Я помотал головой:
— Нет, друг, спасибо. Я за четыре года уже прикипел к «Современнику». Это мое.
Спустя пять лет, в 1970-м, перед похожим выбором оказались все современниковцы. Летом труппа была на гастролях в Ташкенте, и в один из дней Ефремов сказал: «Меня срочно вызывают в Москву, опять — к Фурцевой. Думаю, Екатерина Алексеевна в очередной раз будет сватать МХАТ, хотя я ей уже сто раз говорил, что остаться без «Современника» для меня все равно что лишиться руки. Даст бог, выкручусь».
В гостинице мы жили в соседних номерах с общим балконом: я — с Женей Евстигнеевым, Ефремов — с Покровской. Олег вернулся из Москвы поздно ночью и стал шариться в темноте по балкону. Потом послышался шепот: «Жень, не спишь? Выйди — поговорить надо». Евстигнеев вышел и о чем-то долго шушукался с Ефремовым. Когда он вернулся в номер, я спросил:
— Ну, что там?
— Все, он уходит. Фурцева сказала: «Вариантов нет — это решение Политбюро. Не забывайте, МХАТ — академический, то есть государственный театр, и его судьба находится в руках руководства страны. Это совсем не то, что ваш «Современник», который подчиняется городу». Олег поставил условие: «Уйду только со всей труппой, мои будут играть в филиале МХАТа, а я буду руководить и Московским художественным, и «Современником». Фурцева ответила уклончиво: дескать, это мы обсудим, посмотрим. Дала надежду, хотя уже знала реакцию первого секретаря горкома партии Гришина: «Как же, отдам я театр! «Современник» останется у меня! Я всех иностранцев туда вожу, рассказываю — «Вот демократический театр, новый, созданный под моим руководством, сейчас город реконструирует для него роскошное здание бывшего кинотеатра «Колизей» на Бульварном кольце!»
Я спросил у Евстигнеева:
— Ну а ты что теперь делать будешь?
— Олег зовет меня с собой, но я не пойду. Был я в этом МХАТе два сезона — больше не хочу.
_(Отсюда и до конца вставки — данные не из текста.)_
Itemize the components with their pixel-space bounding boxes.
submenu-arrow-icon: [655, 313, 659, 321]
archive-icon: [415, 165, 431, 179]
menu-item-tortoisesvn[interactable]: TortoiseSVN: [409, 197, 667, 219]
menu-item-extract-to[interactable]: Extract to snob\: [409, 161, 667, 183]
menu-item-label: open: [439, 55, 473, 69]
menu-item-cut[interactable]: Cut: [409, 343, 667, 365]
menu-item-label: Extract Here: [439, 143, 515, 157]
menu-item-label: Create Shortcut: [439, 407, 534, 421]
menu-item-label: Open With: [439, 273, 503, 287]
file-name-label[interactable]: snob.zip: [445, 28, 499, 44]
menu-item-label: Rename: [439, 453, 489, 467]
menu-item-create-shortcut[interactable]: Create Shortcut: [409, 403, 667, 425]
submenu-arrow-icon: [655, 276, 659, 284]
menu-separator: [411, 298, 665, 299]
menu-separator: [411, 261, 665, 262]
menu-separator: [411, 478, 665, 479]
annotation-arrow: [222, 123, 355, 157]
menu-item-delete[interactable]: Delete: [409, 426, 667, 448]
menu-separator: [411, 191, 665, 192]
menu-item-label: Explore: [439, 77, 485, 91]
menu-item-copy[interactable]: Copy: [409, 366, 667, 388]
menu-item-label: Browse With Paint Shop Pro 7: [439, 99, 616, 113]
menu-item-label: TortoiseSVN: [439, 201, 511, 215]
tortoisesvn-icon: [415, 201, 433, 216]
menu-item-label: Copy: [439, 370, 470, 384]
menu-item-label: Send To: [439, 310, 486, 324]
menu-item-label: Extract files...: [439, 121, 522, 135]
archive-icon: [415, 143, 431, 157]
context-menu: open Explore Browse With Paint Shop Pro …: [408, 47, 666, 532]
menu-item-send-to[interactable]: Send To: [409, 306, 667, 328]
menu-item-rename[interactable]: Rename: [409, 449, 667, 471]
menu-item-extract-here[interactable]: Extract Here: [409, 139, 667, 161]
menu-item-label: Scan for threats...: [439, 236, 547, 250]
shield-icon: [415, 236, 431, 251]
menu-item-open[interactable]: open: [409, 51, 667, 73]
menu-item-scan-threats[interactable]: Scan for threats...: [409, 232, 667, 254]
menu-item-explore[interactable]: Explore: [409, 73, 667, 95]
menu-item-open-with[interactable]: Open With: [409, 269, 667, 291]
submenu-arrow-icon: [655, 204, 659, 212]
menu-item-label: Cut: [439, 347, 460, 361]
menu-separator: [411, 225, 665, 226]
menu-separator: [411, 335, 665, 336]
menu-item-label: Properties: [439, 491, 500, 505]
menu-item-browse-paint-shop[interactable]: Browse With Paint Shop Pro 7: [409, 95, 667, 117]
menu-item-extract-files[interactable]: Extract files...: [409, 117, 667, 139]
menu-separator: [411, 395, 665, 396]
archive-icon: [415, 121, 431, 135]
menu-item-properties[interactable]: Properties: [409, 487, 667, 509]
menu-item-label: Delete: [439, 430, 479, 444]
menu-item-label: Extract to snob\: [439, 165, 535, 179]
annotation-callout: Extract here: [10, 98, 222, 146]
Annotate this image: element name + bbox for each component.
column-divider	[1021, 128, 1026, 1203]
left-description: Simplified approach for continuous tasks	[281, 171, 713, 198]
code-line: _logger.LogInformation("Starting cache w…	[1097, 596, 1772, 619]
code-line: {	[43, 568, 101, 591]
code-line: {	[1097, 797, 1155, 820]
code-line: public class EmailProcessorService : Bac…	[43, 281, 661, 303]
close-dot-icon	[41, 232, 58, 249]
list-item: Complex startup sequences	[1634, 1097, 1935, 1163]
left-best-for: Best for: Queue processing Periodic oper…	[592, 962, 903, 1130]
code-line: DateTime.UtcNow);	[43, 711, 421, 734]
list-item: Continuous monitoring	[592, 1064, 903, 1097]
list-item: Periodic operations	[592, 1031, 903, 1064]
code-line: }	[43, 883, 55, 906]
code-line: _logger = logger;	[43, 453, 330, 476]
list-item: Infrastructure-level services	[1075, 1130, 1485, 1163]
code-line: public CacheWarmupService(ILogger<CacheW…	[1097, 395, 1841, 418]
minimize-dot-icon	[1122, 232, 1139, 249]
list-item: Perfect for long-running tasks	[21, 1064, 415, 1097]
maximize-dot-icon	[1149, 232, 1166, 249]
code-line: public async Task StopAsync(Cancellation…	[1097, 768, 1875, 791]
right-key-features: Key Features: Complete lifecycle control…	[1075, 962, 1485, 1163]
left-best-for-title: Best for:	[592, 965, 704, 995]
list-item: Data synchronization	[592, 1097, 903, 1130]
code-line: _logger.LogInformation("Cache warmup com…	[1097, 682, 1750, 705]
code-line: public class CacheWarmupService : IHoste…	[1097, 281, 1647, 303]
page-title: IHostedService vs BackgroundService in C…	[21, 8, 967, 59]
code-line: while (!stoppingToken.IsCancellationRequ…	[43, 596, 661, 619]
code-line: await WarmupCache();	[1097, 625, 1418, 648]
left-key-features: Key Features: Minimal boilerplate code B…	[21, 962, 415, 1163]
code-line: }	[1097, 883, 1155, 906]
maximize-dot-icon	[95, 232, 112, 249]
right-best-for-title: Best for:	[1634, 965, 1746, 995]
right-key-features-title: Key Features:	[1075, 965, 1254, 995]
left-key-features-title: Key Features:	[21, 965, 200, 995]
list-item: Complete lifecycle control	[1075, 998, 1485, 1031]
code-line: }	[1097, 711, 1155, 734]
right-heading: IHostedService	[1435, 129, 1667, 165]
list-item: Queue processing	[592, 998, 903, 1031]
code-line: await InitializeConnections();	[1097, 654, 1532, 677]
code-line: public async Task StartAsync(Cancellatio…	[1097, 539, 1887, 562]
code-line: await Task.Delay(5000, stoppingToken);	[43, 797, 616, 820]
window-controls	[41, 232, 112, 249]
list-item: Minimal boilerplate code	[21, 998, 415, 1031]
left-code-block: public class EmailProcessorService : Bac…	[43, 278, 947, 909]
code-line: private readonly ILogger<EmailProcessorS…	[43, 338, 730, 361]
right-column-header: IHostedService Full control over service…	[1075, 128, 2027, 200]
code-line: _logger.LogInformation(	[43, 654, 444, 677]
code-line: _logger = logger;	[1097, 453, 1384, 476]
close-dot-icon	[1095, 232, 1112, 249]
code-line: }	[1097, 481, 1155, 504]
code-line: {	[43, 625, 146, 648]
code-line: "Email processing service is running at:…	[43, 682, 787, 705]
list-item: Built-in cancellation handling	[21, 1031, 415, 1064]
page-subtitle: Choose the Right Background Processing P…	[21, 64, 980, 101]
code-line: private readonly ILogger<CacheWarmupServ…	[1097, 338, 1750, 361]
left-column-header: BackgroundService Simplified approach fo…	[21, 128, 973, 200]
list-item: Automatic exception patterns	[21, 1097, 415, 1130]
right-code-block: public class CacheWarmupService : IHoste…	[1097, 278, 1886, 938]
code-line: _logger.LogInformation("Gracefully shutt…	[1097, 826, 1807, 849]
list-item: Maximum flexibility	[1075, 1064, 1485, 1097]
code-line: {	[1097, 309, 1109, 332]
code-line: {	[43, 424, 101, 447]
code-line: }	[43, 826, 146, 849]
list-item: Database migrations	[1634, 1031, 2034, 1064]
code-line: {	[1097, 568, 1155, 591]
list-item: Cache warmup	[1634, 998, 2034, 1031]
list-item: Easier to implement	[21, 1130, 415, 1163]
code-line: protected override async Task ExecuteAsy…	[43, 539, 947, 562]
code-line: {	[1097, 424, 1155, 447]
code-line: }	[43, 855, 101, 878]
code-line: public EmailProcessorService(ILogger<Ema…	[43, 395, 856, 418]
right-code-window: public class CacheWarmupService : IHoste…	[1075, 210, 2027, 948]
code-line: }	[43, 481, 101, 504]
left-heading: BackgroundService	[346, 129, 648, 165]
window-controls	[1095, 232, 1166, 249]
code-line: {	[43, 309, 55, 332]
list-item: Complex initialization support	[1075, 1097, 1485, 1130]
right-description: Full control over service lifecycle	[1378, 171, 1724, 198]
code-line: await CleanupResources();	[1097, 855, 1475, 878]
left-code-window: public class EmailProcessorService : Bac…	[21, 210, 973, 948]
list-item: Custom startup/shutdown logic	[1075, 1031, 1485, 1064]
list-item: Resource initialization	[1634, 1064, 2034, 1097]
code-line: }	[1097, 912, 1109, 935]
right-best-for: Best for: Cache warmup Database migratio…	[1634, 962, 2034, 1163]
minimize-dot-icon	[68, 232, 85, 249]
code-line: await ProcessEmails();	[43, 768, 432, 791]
Забегая вперед, скажу: Евстигнеев все-таки ушел за Ефремовым вместе с Витей Сергачевым.
На другой день Олег Николаевич по очереди отзывал в сторонку ведущих актеров и вел индивидуальные беседы, а вечером устроил общее собрание, которое открыл заявлением:
— МХАТ гибнет, Фурцева предложила мне стать главным режиссером, чтобы спасти театр. Еще ко мне обратились мхатовские старики, попросили: «Ты же наш, тебе и руководить театром. Фурцева предлагала нам Товстоногова, мы отказались — он великий режиссер, но не мхатовец». В общем, я согласился.
Никто не верил, что Ефремов уйдет из «Современника», думали, уговорим его остаться. Игорь Кваша, помню, сказал:
— Пойми, нельзя спасти театр, в котором все решают партийная организация и местком!